I just finished the book, “Alone in the Kitchen with An Eggplant”. When I saw it in the bookstore, I thought it would be about masturbation and all kinds of kinkiness. As it turns out, the book is a collection of essays from various writers reflecting on the subject of “ cooking for one and dining alone”. The book title is from the first piece in the collection written by Laurie Colwin, who is better known for her fiction-writting.
In the essay, she writes about how she would cook eggplant - "cheap, nourishing, versatile" - in different ways when she was just starting out and living alone in her tiny apartment. In her intro, the editor - Jenni Ferrari Adler (love that name), writes “alone and lonely are not synonymous, (when cooking and eating alone) you will have yourself – and the food you keep – for company”.
Ok, taken out of context, that sounds way too sad. But, really it’s not.
The essays in the book are about taking a break from all the noise and pressure of everyday life and being nice and loving towards yourself thru the act of cooking food that makes you happy. .
I very seldom cook for myself. Because I have to be “inspired” to bother, cooking for me has always been an expression of affection for the people I plan to feed – family, friends coming over, friends who invited me over, officemates who needed cheering up.
Whenever I needed home-cooking, it used to be that I could always look forward to week-end visits to my Mom and Manang. Here, food was also prepared and served as an expression of love - but for me.
I can't go home to my Mom and Manang anymore. But, even now, many of my happy memories are inextricably linked with the food that was served or attached to particular occasions (roasted chicken dripping with fat and butter for birthdays, pancit for Wednesdays, Pochero for Sundays, home-baked ham and fruit cake for Christmas, arroz caldo for noche Buena, sautéed sardines for rainy days, etc).
Nowadays, I take most of my meals out of the house. In the rare occassions that I find myself home alone and hungry, I would usually just have something delivered - the same things over and over again.
However, something happened several weeks ago. I decided I should start cooking for myself. I have to tell you that I’m loving it.
I love deciding what to cook. I love going over the internet and recipe books to research. I love coming across cooking tips (rub salt on ampalaya and then rinse it with cold water to remove the bitterness). I love going to the grocery to buy the ingredients. I love cooking the food and making spur-of-the moment executive decisions to tweak the original recipes (i.e. “hmm, what if I added lemon grass to the sinigang broth?").
I love trying to recreate the flavours of my childhood and then putting in some kind of twist to make it my own. Most of all, I love ladling out the finished product on proper dishes (as opposed to the cardboard boxes most of solitary meals come in), sitting down to a set table and eating slowly and deliberately. My delicious food. Alone.

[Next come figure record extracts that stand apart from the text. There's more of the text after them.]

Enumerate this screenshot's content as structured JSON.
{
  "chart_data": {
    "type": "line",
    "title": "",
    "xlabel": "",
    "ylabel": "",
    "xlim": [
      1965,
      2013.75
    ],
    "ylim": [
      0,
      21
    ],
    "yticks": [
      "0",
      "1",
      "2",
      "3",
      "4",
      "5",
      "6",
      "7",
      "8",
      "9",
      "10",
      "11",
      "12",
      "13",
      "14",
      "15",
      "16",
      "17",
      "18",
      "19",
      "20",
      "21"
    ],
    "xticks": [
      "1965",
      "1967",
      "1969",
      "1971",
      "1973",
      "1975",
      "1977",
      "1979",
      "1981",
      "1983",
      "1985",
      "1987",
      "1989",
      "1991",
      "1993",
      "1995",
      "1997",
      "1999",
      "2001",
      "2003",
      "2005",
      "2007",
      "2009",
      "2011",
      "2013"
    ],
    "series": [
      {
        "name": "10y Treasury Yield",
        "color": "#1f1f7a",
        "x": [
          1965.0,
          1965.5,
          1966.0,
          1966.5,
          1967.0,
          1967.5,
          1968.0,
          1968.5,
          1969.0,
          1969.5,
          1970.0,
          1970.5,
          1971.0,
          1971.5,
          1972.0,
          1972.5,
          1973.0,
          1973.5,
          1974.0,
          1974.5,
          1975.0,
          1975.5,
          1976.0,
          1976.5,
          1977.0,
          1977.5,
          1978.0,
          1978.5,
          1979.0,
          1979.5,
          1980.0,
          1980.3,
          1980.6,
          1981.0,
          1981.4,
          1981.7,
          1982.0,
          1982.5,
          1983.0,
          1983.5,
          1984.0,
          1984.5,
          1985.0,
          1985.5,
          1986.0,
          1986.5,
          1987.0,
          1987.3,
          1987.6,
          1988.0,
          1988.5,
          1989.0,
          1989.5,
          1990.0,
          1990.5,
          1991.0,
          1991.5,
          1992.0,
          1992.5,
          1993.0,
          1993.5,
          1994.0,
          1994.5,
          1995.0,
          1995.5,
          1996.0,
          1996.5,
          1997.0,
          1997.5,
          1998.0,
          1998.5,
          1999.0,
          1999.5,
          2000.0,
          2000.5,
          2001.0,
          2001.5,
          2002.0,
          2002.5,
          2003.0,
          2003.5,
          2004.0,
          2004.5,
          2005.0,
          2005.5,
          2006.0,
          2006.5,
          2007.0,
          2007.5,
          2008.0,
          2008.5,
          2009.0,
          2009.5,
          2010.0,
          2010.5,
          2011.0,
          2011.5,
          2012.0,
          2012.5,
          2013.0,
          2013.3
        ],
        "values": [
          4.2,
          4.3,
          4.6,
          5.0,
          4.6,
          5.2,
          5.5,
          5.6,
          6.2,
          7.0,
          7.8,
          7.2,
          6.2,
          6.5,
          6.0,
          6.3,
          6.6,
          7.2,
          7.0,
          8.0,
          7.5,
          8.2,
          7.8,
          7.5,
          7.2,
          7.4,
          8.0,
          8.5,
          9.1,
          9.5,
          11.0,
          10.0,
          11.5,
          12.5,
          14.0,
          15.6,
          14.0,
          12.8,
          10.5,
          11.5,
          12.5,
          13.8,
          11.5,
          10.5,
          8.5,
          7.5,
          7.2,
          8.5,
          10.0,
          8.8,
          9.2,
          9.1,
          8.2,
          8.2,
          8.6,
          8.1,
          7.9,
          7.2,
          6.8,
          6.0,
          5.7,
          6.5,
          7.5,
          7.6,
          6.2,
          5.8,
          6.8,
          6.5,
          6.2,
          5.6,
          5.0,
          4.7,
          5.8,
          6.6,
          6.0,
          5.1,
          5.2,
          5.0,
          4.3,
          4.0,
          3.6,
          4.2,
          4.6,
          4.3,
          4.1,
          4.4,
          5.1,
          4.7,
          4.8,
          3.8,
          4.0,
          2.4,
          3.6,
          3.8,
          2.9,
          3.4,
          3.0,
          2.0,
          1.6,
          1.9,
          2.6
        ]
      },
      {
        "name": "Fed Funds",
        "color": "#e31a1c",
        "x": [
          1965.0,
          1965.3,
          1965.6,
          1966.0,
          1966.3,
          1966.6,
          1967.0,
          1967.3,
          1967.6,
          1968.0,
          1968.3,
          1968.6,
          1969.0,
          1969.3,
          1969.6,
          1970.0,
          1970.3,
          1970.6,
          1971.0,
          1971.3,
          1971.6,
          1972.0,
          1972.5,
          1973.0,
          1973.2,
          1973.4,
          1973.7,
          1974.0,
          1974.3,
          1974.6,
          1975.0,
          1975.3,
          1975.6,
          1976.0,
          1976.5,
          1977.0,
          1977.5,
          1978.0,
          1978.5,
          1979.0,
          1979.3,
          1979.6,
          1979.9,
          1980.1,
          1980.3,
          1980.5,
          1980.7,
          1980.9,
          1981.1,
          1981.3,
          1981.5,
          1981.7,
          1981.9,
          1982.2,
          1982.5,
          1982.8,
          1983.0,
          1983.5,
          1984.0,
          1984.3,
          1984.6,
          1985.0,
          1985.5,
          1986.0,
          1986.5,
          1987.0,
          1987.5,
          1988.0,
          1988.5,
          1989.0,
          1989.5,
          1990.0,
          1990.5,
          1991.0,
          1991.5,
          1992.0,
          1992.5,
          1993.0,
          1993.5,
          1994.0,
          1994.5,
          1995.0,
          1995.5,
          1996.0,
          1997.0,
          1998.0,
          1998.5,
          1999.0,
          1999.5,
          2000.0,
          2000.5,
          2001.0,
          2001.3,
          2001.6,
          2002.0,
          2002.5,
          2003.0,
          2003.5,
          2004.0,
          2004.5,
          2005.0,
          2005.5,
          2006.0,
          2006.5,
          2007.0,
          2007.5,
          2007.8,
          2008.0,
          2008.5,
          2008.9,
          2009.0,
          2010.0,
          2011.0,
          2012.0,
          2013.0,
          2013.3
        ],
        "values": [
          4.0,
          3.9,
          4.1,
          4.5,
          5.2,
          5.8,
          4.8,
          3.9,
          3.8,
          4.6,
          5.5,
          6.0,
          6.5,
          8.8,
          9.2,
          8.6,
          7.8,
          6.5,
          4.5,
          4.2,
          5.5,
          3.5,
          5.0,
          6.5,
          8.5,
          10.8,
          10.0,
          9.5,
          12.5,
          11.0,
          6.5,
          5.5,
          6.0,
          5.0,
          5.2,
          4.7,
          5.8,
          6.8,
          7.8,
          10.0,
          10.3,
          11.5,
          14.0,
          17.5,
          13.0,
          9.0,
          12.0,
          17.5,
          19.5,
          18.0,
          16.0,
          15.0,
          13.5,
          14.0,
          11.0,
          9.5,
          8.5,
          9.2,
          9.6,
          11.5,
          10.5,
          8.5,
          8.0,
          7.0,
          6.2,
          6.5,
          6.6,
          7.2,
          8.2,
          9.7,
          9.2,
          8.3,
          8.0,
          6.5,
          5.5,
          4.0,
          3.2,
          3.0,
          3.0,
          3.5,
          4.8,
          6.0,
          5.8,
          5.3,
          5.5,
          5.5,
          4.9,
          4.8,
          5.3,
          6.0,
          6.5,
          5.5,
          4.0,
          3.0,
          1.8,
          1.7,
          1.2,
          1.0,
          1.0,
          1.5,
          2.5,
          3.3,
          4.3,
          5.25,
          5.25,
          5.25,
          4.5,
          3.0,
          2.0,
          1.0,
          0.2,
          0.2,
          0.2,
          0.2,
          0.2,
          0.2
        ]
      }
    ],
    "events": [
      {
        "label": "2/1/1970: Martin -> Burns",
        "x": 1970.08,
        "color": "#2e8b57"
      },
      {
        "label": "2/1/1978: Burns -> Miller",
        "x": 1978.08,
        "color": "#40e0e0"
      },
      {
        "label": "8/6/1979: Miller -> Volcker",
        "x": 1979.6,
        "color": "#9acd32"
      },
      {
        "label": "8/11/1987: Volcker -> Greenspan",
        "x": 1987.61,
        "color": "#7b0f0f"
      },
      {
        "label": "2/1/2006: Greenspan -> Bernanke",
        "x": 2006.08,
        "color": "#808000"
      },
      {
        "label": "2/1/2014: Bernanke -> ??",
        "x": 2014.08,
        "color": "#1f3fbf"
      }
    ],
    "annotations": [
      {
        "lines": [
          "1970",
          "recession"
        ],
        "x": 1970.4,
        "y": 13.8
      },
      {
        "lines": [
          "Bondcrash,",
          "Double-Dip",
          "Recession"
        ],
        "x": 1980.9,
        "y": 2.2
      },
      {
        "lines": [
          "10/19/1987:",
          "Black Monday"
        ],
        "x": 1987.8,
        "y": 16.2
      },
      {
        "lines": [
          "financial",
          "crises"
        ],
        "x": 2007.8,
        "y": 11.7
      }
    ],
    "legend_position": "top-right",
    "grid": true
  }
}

On my one-burner electric stove – over the span of a few weeks, I’ve come up with several dishes that deserve to go in the memory bank. My sinigang is awesome. My adobo sa gata brings comfort. My mushrooms in chili sauce is a classic. I have to work on my version of pochero and I have yet to make friends with beef (maybe I’ll buy a pressure cooker). Making adjustments on the recipe quantiies so that they serve 1 instead of a family of 6 is still confusing. But - what the hey – I’ll learn and I am enjoying this new adventure.
Without going too pop-psych about it - cooking for myself makes me feel all of these things at once: self-reliant, in-control, creative, intuitive, nourished, and glow-y all over (maybe from the heat of the stove)Sometimes, when I’ve come up with something really good – I’d call my friends and ask them over or I'd bring a batch to the office to share. I do get off on people appreciating what I’ve made but that’s become just a bonus. I like what I made. I enjoy eating it by myself.
And that’s enough to make me full. Until the next meal anyway.